Here's how it works: The weaker computer (the laptop, in this case) exchanges questions and answers with the powerful quantum computers to verify their solution. These questions and answers involve measurements on entangled particles contained in both quantum computers.
But because of entanglement, measurements on particles in one computer say something about the entangled particles in the other computer, enabling greater knowledge transfer. Natarajan and Wright used entanglement to compress the Q&A verification process for NEEXP problems into a very short time.
But NEEXP problems are still nowhere near as large or as long as the halting problem, whose solution is much harder to verify. The new result gets at the halting problem by figuring out how to compress the questioning procedure multiple times.
“This paper solves the main technical thing,” said Zhengfeng Ji, coauthor and professor at the University of Technology Sydney. “We wanted to make sure there’s a so-called normal form [a mathematical object] we can define, and that first of all it’s powerful enough, and after the compression procedure it’s still a normal form, so that we can apply the compression over and over again.”
In the course of working on the problem, the researchers realized that the computing power of entanglement tied back to deep questions in physics and pure mathematics. A long standing problem in algebraic theory, known as Connes’ embedding conjecture, has been resolved by the new findings—assuming that they stand up to scrutiny after peer review. The findings also resolve a curious problem in the mathematical foundations of quantum physics, known as Tsirelson’s problem.
Tsirelson’s problem concerns two subtly different models of quantum physics. These models try to describe how entangled particles can seem to share information even when located far apart, where they do not interact. At large distances, measurements on two different entangled particles should not affect one another.
One of the entanglement models, called the tensor-product model, captures this behavior by chopping systems of entangled particles into separate, localized subsystems that do not interact. In the other quantum model, called the commuting operator model, reality is treated as a single, indivisible quantum system. But measurements on one part of the system are assumed to have no effect on measurements in other, far-away parts.

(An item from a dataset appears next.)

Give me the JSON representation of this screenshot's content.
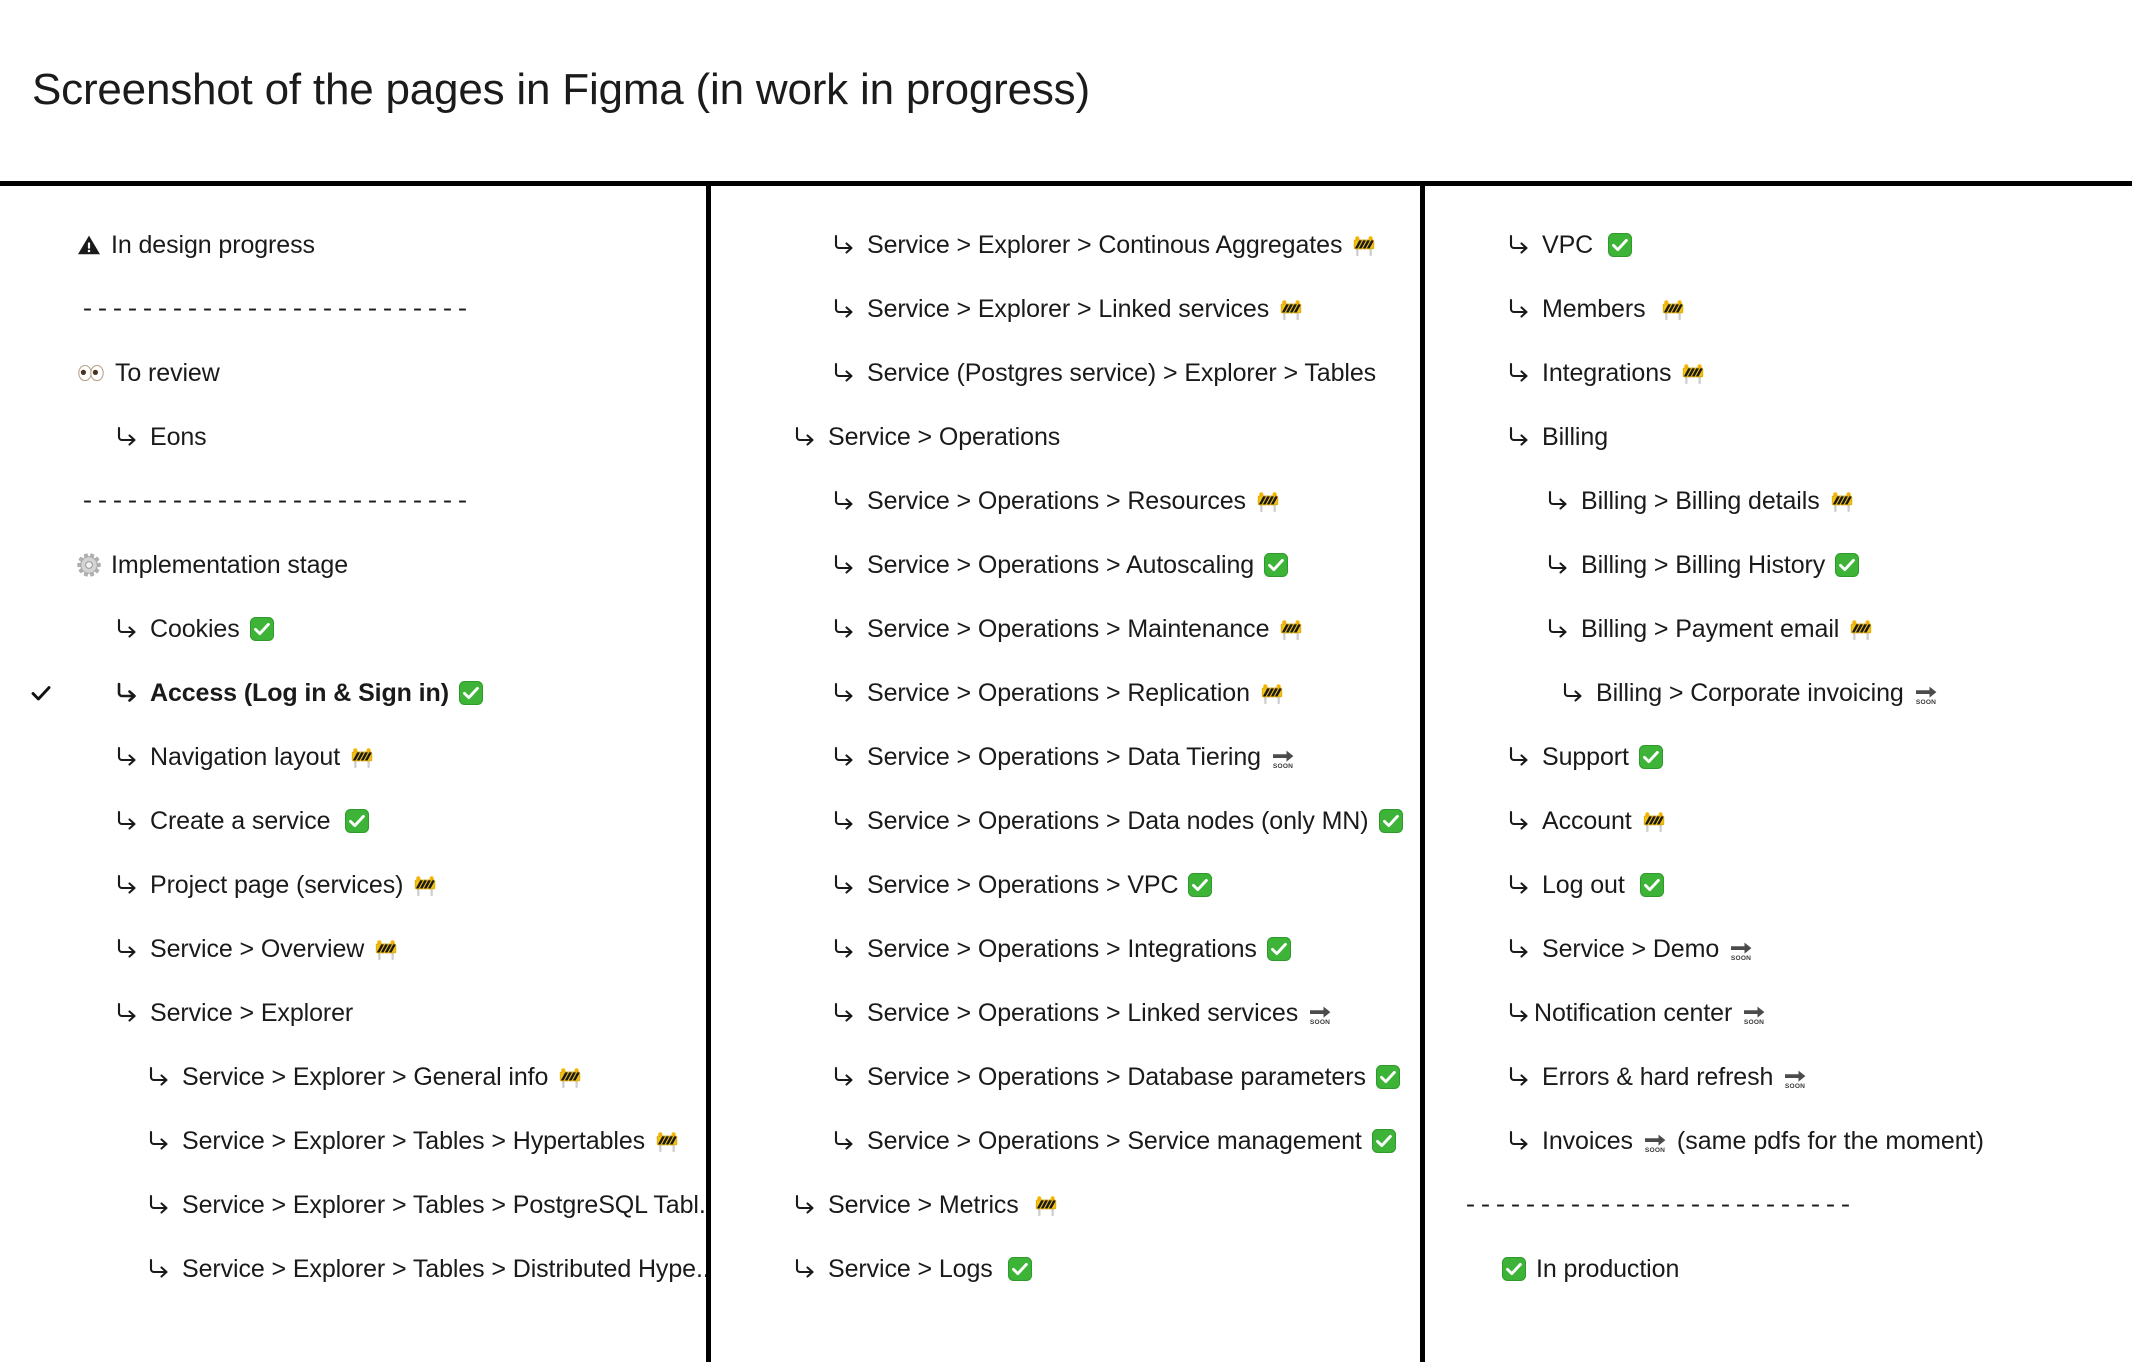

Both models have been used by theoretical physicists without understanding how they might be different in practice. The new result establishes that in certain cases, the models of entanglement predict different quantitative results. Physicists might therefore be able to make an experiment that validates one of the entanglement models and rules the other one out.
Experimental tests of entanglement have been the source of great interest since the 1970’s. Physicists have shown in real tests that the amount of correlations between entangled particles is more than would be expected if quantum entanglement did not exist. These differences are captured in formulas known as Bell inequalities.
Bell inequalities directly quantify the famous weirdness of quantum physics, where entangled particles all the way on opposite sides of the universe could seem to communicate instantaneously. The mathematician Greg Kuperberg at the University of California - Davis has done research on mathematical aspects of Bell inequalities.
The new result “is some vast computational extension,” he said. “You [potentially] have a much stronger violation of some kind of Bell inequality,” meaning that quantum physics might be even more weird than was thought. Entanglement might be even stronger. And the computers that one day use quantum physics, verifying impossible problems over immeasurable distances, might seem to us more like gods.